Drive a nut through the hole near the terminal block. M3 size will only fit if it is turned into it firmly. Put a bolt on the other side and finally when it reaches the PI also at the end.
Mount the pig tail in the panel
Mount one end part (antenna side) of the casing with the four screws. The two side panels should have the rails on the upside.
Shift in the white plate, the PCB and again a plate into the casing.
Shift in the bottom plate. We will leave the upside open for the moment.
Mount the power connector in the other panel. Close the casing on the other side.
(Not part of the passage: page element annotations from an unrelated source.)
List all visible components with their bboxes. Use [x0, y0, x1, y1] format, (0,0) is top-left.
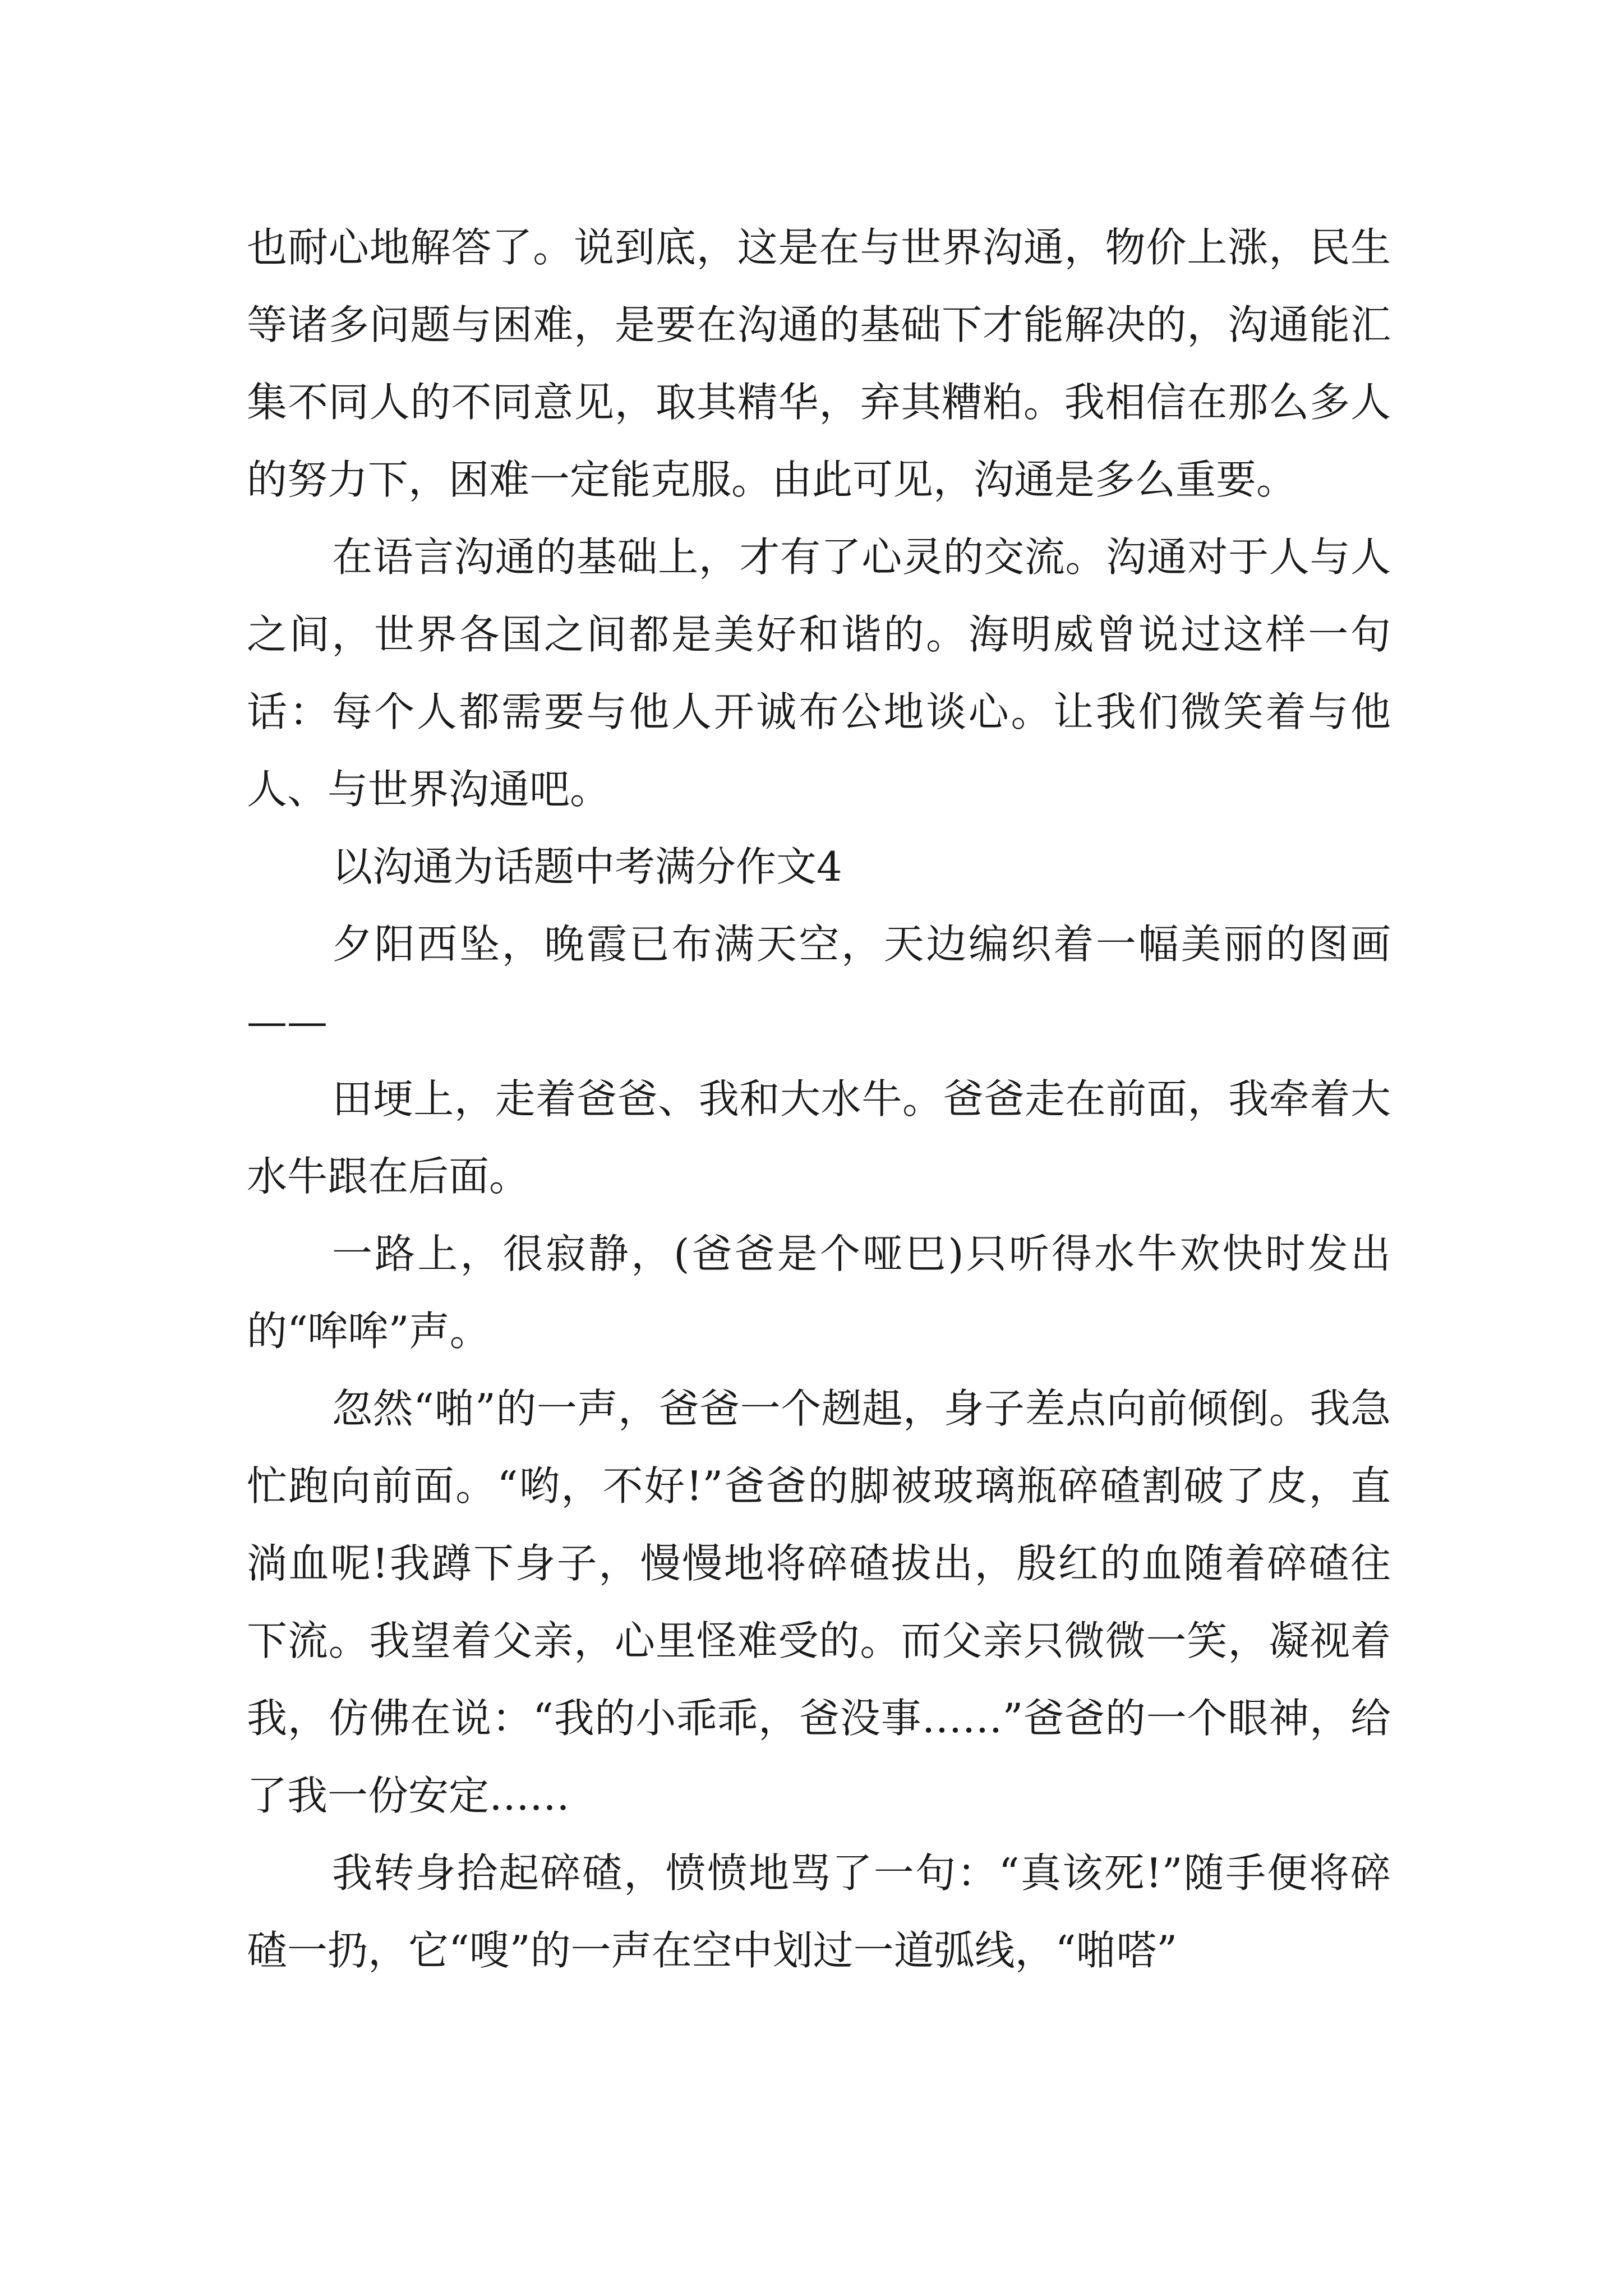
- essay-title: 以沟通为话题中考满分作文4: [332, 843, 842, 890]
- document-body: [247, 209, 1391, 1989]
- paragraph: 在语言沟通的基础上，才有了心灵的交流。沟通对于人与人之间，世界各国之间都是美好和谐的。海明威曾说过这样一句话：每个人都需要与他人开诚布公地谈心。让我们微笑着与他人、与世界沟通吧。: [247, 533, 1391, 813]
- paragraph: 田埂上，走着爸爸、我和大水牛。爸爸走在前面，我牵着大水牛跟在后面。: [247, 1075, 1391, 1200]
- paragraph: 我转身拾起碎碴，愤愤地骂了一句：“真该死!”随手便将碎碴一扔，它“嗖”的一声在空中划过一道弧线，“啪嗒”: [247, 1849, 1391, 1974]
- paragraph: 夕阳西坠，晚霞已布满天空，天边编织着一幅美丽的图画——: [247, 921, 1391, 1045]
- paragraph-continuation: 也耐心地解答了。说到底，这是在与世界沟通，物价上涨，民生等诸多问题与困难，是要在沟通的基础下才能解决的，沟通能汇集不同人的不同意见，取其精华，弃其糟粕。我相信在那么多人的努力下，困难一定能克服。由此可见，沟通是多么重要。: [247, 224, 1391, 503]
- paragraph: 一路上，很寂静，(爸爸是个哑巴)只听得水牛欢快时发出的“哞哞”声。: [247, 1230, 1391, 1355]
- paragraph: 忽然“啪”的一声，爸爸一个趔趄，身子差点向前倾倒。我急忙跑向前面。“哟，不好!”爸爸的脚被玻璃瓶碎碴割破了皮，直淌血呢!我蹲下身子，慢慢地将碎碴拔出，殷红的血随着碎碴往下流。我望着父亲，心里怪难受的。而父亲只微微一笑，凝视着我，仿佛在说：“我的小乖乖，爸没事……”爸爸的一个眼神，给了我一份安定……: [247, 1385, 1391, 1819]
Power connector on the upside
After building en testing the software we will finish the casing with the following steps
Mount the
ic880a board. Be careful! This is a very EMD sensitive (and expensive) board.
So ‘discharge’ yourself or even better use ESD equipment. Place the board onto
the three connectors. Check visual if you mounted it the right way!
Mount the pig tail to the antenna connector. Look at the picture to identify the right connector. Near pin 20 is another connector, this one is for the future GPS extension and we will not use this one, but the one near the 12 drilled holes. The connector is very small and can break easily.
The casing
can be mounted together.
Software
Debugging, Antenna and Outside LEDs
Common problems
- SPI bus not enabled in RASPI-CONFIG
- CE880 bridge not soldered
- SD Card problems: use good quality SD card (class 10), reinstall card if you have still problems here
Antenna
For test usage you can use the small inside antenna. You can connect outside antenna’s like:
· http://webshop.ideetron.nl/GP901C
· http://webshop.ideetron.nl/SD868L
You can connect the antenna with a SMA connector or use an adapter like this:
Using the appropriate cabling.
More info on the gateway, the software and antenna’s you can find on https://www.thethingsnetwork.org/forum/
Outside LED status
If you want to have a look on the LEDs if the box is closed, you can drill four holes in the box, extend the LEDs with some wire and put them in these 3mm holes.
You can use the gateway as ‘Wifi’ connected, but preferably you will connect with Ethernet. This also will not disturb any signals by the Wifi signal.